Dell is planning to sell products such as its Studio Hybrid desktop, an eco-friendly model that consumes about 70 percent less power than a typical desktop computer, through Wal-Mart, spokesman Bob Kaufman said. The company declined to comment on earnings or specific contracts with retailers.
Of consumers planning to buy a computer over the holidays, 37 percent said they would choose a Dell, according to ChangeWave’s November survey. That was an increase from 26 percent in September.
Squeezing Margins
Apple Inc. also showed an uptick in consumer interest, with one in three consumers saying they planned to buy a MacBook over the holidays, ChangeWave said. Best Buy benefits from that trend because unlike Wal-Mart, it stocks Apple computers.
The challenge is that retailers such as Wal-Mart may not help Dell improve its profit margins. Gross margin, or the percentage of revenue left after deducting the costs of production, will probably narrow to 17.9 percent in the third quarter from 18.5 percent a year earlier, according to Toni Sacconaghi, a Sanford C. Bernstein analyst in New York.
“The customer has told us they are a little more challenged,” said Gary Severson, Wal-Mart’s senior vice president of home entertainment. He declined to say whether Bentonville, Arkansas-based Wal-Mart asked suppliers such as Dell to cut prices. “I have no idea what Dell is making on the product Dell sells us,” he said.
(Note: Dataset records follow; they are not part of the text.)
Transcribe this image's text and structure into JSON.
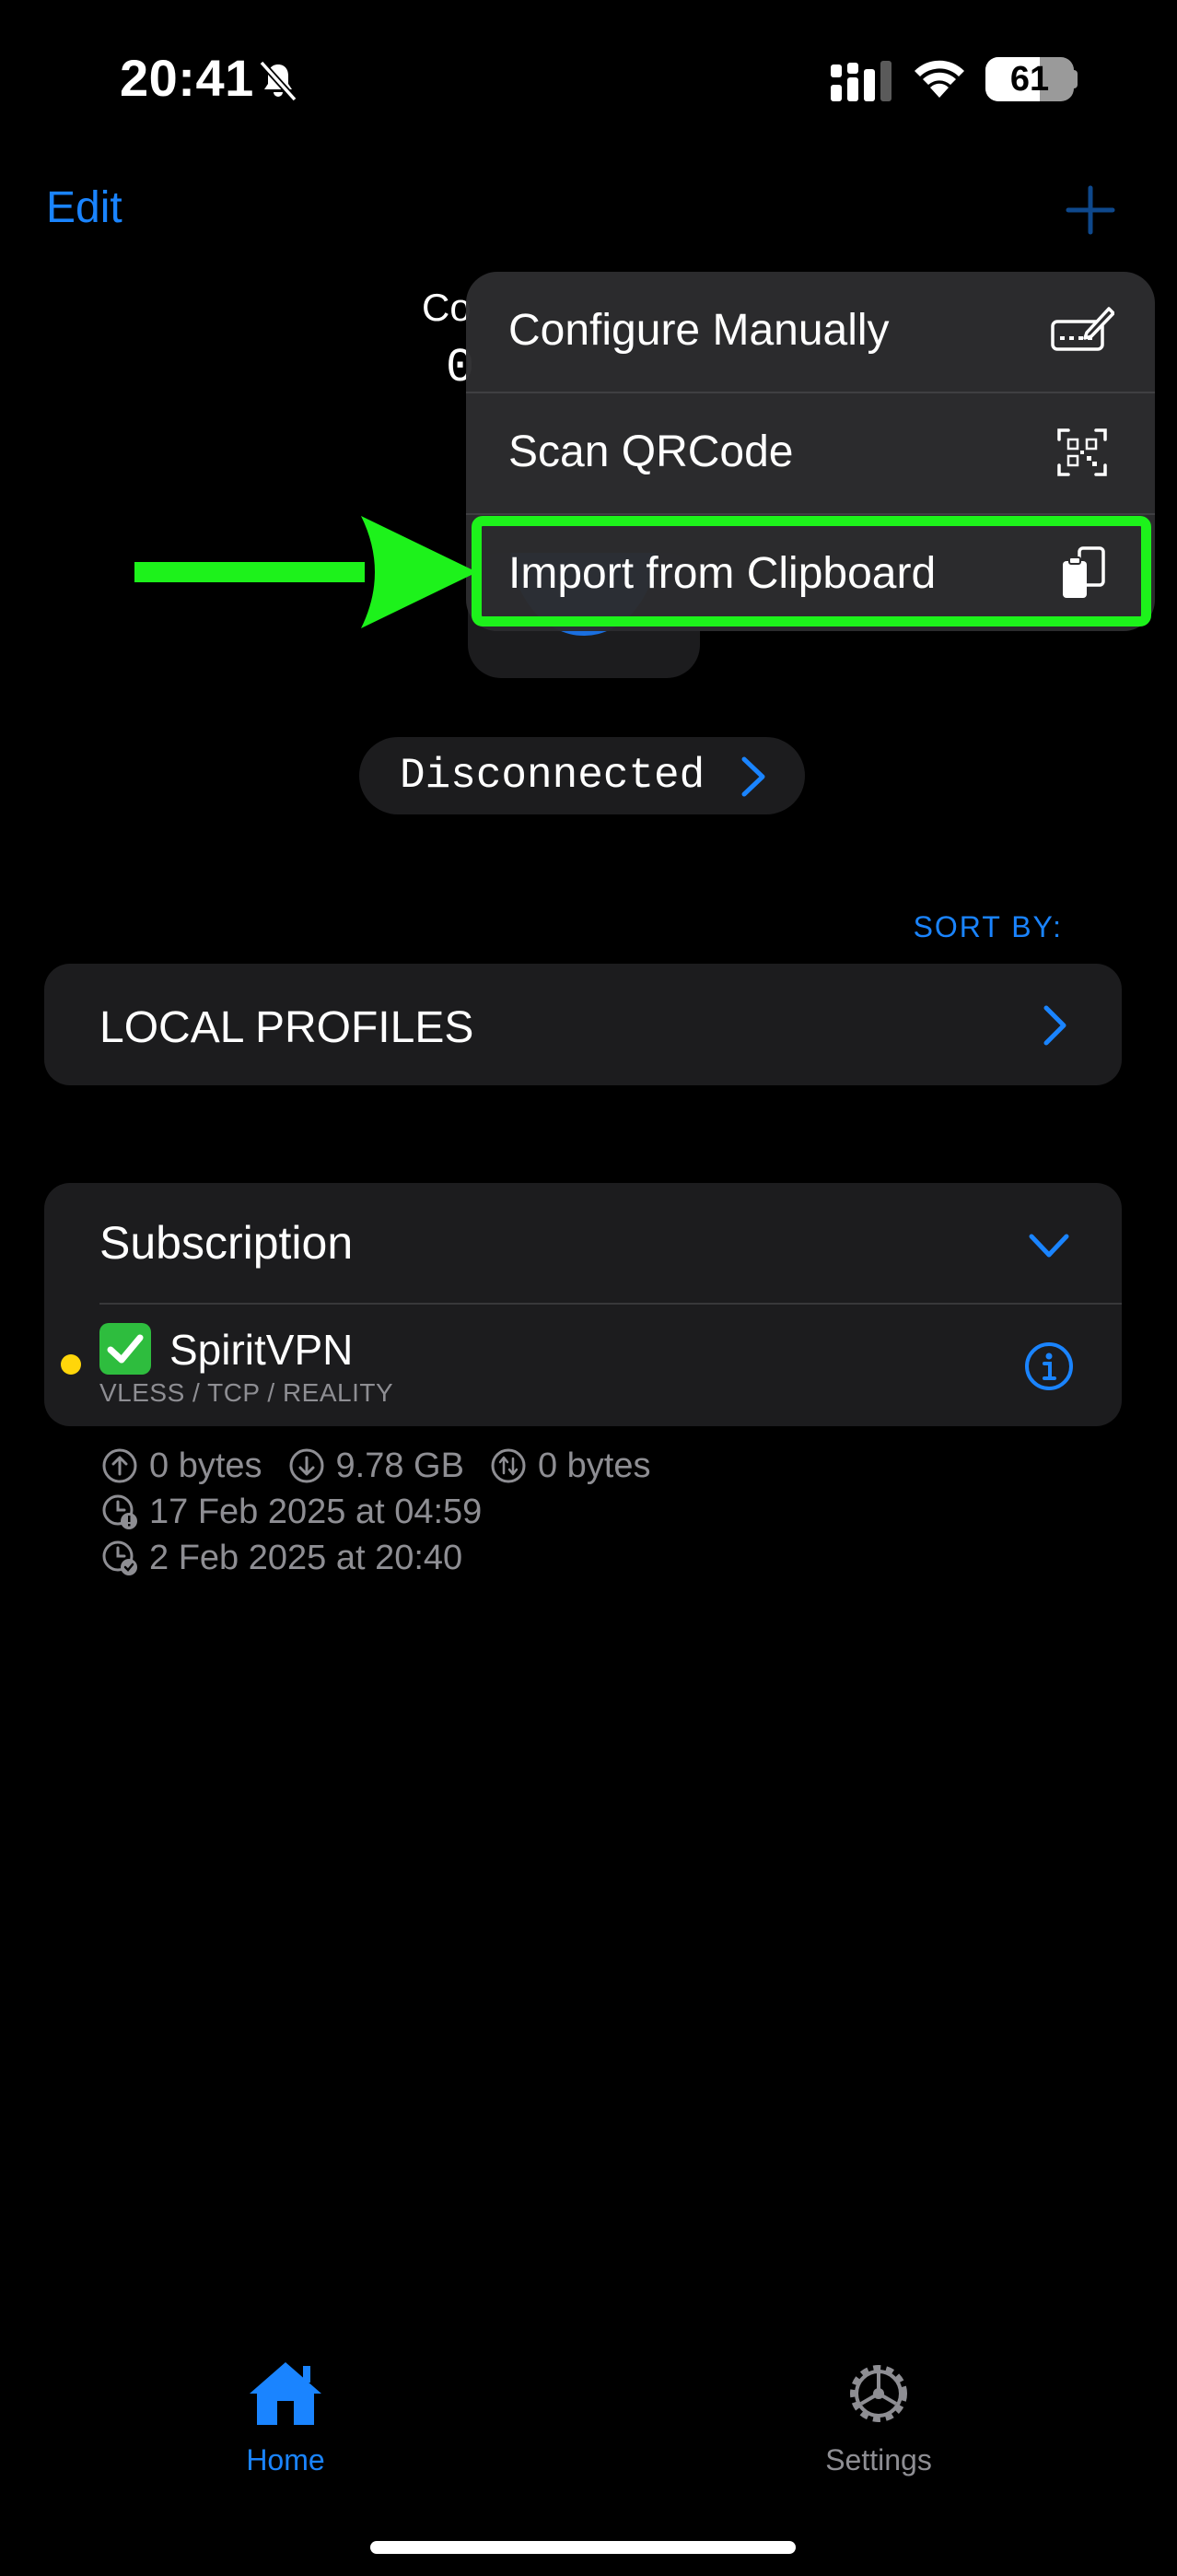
{
  "status_bar": {
    "time": "20:41",
    "battery": "61",
    "battery_level": 0.61
  },
  "nav": {
    "edit_label": "Edit"
  },
  "background": {
    "connection_label": "Co",
    "connection_value": "0"
  },
  "menu": {
    "items": [
      {
        "label": "Configure Manually",
        "icon": "keyboard-pen-icon"
      },
      {
        "label": "Scan QRCode",
        "icon": "qrcode-scan-icon"
      },
      {
        "label": "Import from Clipboard",
        "icon": "clipboard-icon"
      }
    ]
  },
  "status_pill": {
    "label": "Disconnected"
  },
  "sort": {
    "label": "SORT BY:"
  },
  "local_profiles": {
    "label": "LOCAL PROFILES"
  },
  "subscription": {
    "title": "Subscription",
    "profile": {
      "emoji": "✅",
      "name": "SpiritVPN",
      "protocol": "VLESS / TCP / REALITY"
    },
    "stats": {
      "upload": "0 bytes",
      "download": "9.78 GB",
      "total": "0 bytes",
      "expires": "17 Feb 2025 at 04:59",
      "updated": "2 Feb 2025 at 20:40"
    }
  },
  "tabs": [
    {
      "label": "Home",
      "icon": "house-icon",
      "active": true
    },
    {
      "label": "Settings",
      "icon": "gear-icon",
      "active": false
    }
  ],
  "colors": {
    "accent": "#1a84ff",
    "highlight": "#1df21b",
    "dot": "#ffd60a",
    "inactive": "#8e8e93"
  }
}
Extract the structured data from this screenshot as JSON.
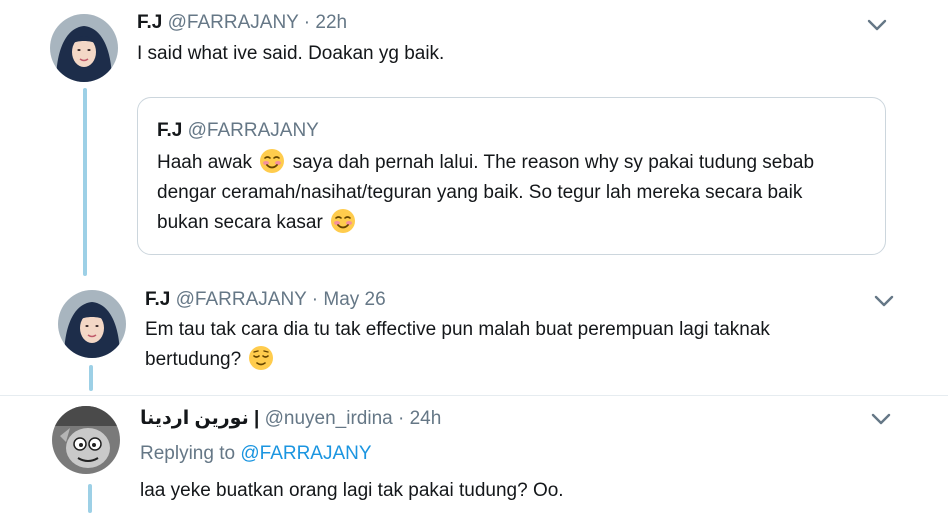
{
  "tweets": [
    {
      "name": "F.J",
      "handle": "@FARRAJANY",
      "time": "· 22h",
      "text": "I said what ive said. Doakan yg baik.",
      "avatar_icon": "hijab-woman-avatar",
      "quote": {
        "name": "F.J",
        "handle": "@FARRAJANY",
        "line1a": "Haah awak",
        "line1b": "saya dah pernah lalui. The reason why sy pakai tudung sebab",
        "line2": "dengar ceramah/nasihat/teguran yang baik. So tegur lah mereka secara baik",
        "line3": "bukan secara kasar",
        "emoji_icon": "smiling-blushing-face-icon"
      }
    },
    {
      "name": "F.J",
      "handle": "@FARRAJANY",
      "time": "· May 26",
      "line1": "Em tau tak cara dia tu tak effective pun malah buat perempuan lagi taknak",
      "line2": "bertudung?",
      "avatar_icon": "hijab-woman-avatar",
      "emoji_icon": "relieved-face-icon"
    },
    {
      "name": "نورين اردينا |",
      "handle": "@nuyen_irdina",
      "time": "· 24h",
      "replying_prefix": "Replying to",
      "replying_to": "@FARRAJANY",
      "text": "laa yeke buatkan orang lagi tak pakai tudung? Oo.",
      "avatar_icon": "cartoon-character-avatar"
    }
  ],
  "colors": {
    "thread_line": "#9dd0e6",
    "link": "#1b95e0",
    "muted": "#657786",
    "border": "#ccd6dd"
  }
}
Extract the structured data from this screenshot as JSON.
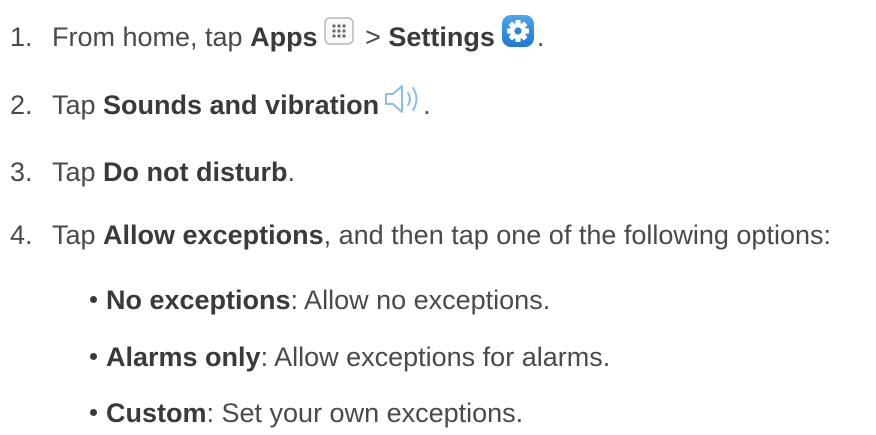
{
  "steps": [
    {
      "number": "1.",
      "text_a": "From home, tap ",
      "bold_a": "Apps",
      "icon_a": "apps-grid-icon",
      "text_b": " > ",
      "bold_b": "Settings",
      "icon_b": "settings-gear-icon",
      "text_c": "."
    },
    {
      "number": "2.",
      "text_a": "Tap ",
      "bold_a": "Sounds and vibration",
      "icon_a": "speaker-icon",
      "text_b": "."
    },
    {
      "number": "3.",
      "text_a": "Tap ",
      "bold_a": "Do not disturb",
      "text_b": "."
    },
    {
      "number": "4.",
      "text_a": "Tap ",
      "bold_a": "Allow exceptions",
      "text_b": ", and then tap one of the following options:"
    }
  ],
  "options": [
    {
      "bold": "No exceptions",
      "text": ": Allow no exceptions."
    },
    {
      "bold": "Alarms only",
      "text": ": Allow exceptions for alarms."
    },
    {
      "bold": "Custom",
      "text": ": Set your own exceptions."
    }
  ],
  "colors": {
    "text": "#4a4a4a",
    "settings_icon": "#2f8fe6",
    "speaker_icon": "#8fbde8",
    "apps_icon_border": "#b8b8b8"
  }
}
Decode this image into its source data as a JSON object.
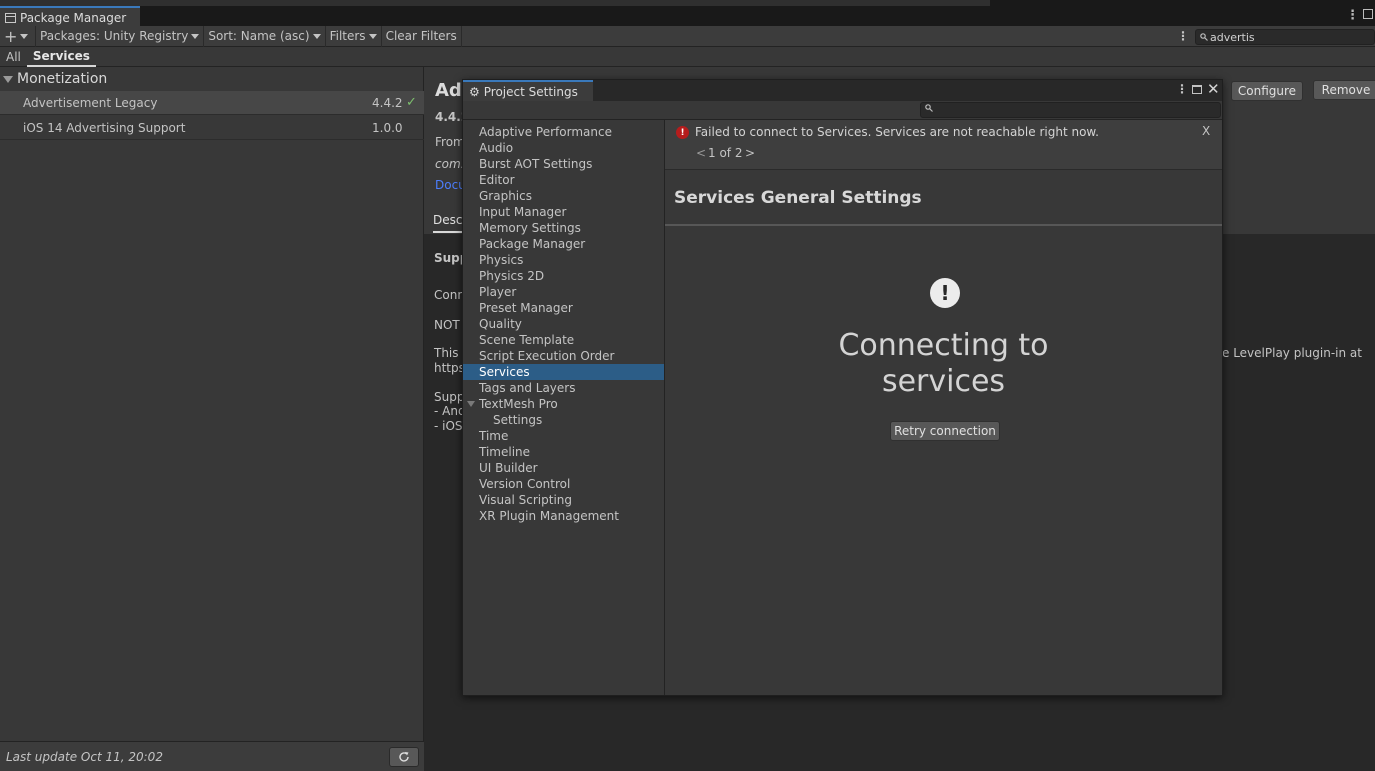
{
  "package_manager": {
    "window_title": "Package Manager",
    "toolbar": {
      "add_label": "+",
      "packages_dropdown": "Packages: Unity Registry",
      "sort_dropdown": "Sort: Name (asc)",
      "filters_dropdown": "Filters",
      "clear_filters": "Clear Filters",
      "search_value": "advertis"
    },
    "tabs": [
      {
        "label": "All",
        "active": false
      },
      {
        "label": "Services",
        "active": true
      }
    ],
    "group": "Monetization",
    "packages": [
      {
        "name": "Advertisement Legacy",
        "version": "4.4.2",
        "installed": true,
        "selected": true
      },
      {
        "name": "iOS 14 Advertising Support",
        "version": "1.0.0",
        "installed": false,
        "selected": false
      }
    ],
    "footer": {
      "last_update": "Last update Oct 11, 20:02"
    },
    "detail": {
      "title_partial": "Ad",
      "version_partial": "4.4.2",
      "from_partial": "From",
      "com_partial": "com.",
      "docs_partial": "Docu",
      "desc_tab_partial": "Desc",
      "supp_bold_partial": "Supp",
      "conn_partial": "Conn",
      "note_partial": "NOT",
      "this_partial": "This",
      "https_partial": "https",
      "right_text": "e LevelPlay plugin-in at",
      "supp2_partial": "Supp",
      "and_partial": "- And",
      "ios_partial": "- iOS",
      "configure_button": "Configure",
      "remove_button": "Remove"
    }
  },
  "project_settings": {
    "window_title": "Project Settings",
    "search_placeholder": "",
    "nav": [
      {
        "label": "Adaptive Performance"
      },
      {
        "label": "Audio"
      },
      {
        "label": "Burst AOT Settings"
      },
      {
        "label": "Editor"
      },
      {
        "label": "Graphics"
      },
      {
        "label": "Input Manager"
      },
      {
        "label": "Memory Settings"
      },
      {
        "label": "Package Manager"
      },
      {
        "label": "Physics"
      },
      {
        "label": "Physics 2D"
      },
      {
        "label": "Player"
      },
      {
        "label": "Preset Manager"
      },
      {
        "label": "Quality"
      },
      {
        "label": "Scene Template"
      },
      {
        "label": "Script Execution Order"
      },
      {
        "label": "Services",
        "selected": true
      },
      {
        "label": "Tags and Layers"
      },
      {
        "label": "TextMesh Pro",
        "expanded": true
      },
      {
        "label": "Settings",
        "child": true
      },
      {
        "label": "Time"
      },
      {
        "label": "Timeline"
      },
      {
        "label": "UI Builder"
      },
      {
        "label": "Version Control"
      },
      {
        "label": "Visual Scripting"
      },
      {
        "label": "XR Plugin Management"
      }
    ],
    "alert": {
      "message": "Failed to connect to Services. Services are not reachable right now.",
      "pager": "1 of 2",
      "prev": "<",
      "next": ">",
      "close": "X"
    },
    "section_title": "Services General Settings",
    "status_line1": "Connecting to",
    "status_line2": "services",
    "retry_button": "Retry connection"
  },
  "colors": {
    "selection": "#2c5d87",
    "error": "#b51c1c",
    "link": "#4c7eff",
    "installed_check": "#7dbf6e"
  }
}
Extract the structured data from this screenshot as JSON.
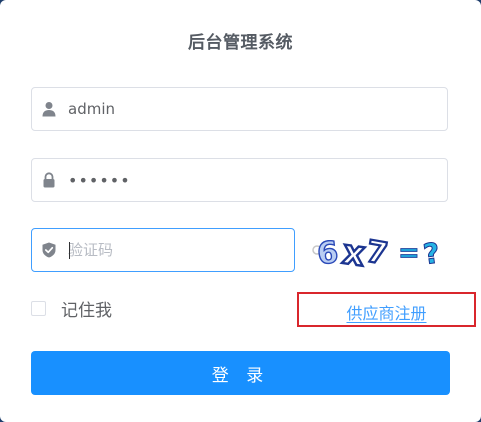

Hewlett-Packard, based in Palo Alto, California, is also selling low-cost machines at Wal-Mart. A specially priced $298 Hewlett-Packard machine sold out in minutes when it debuted, said Alex Cook, Wal-Mart’s merchandising manager in charge of PCs. Hewlett-Packard this week posted fourth-quarter profit that topped analysts’ estimates as Chief Executive Officer Mark Hurd trimmed expenses.
Netbook Demand
Demand for netbooks, stripped-down computers that let people do basic functions like surfing the Internet, may also accelerate demand for low-cost PCs, said Henry King, an analyst at Goldman Sachs Group Inc. in Hong Kong.
“In difficult economic times, macaroni and cheese sales grow,” said Barry Jaruzelski, a technology analyst at consulting firm Booz & Co. in New York. “The question in electronics is, what is the equivalent of macaroni and cheese?”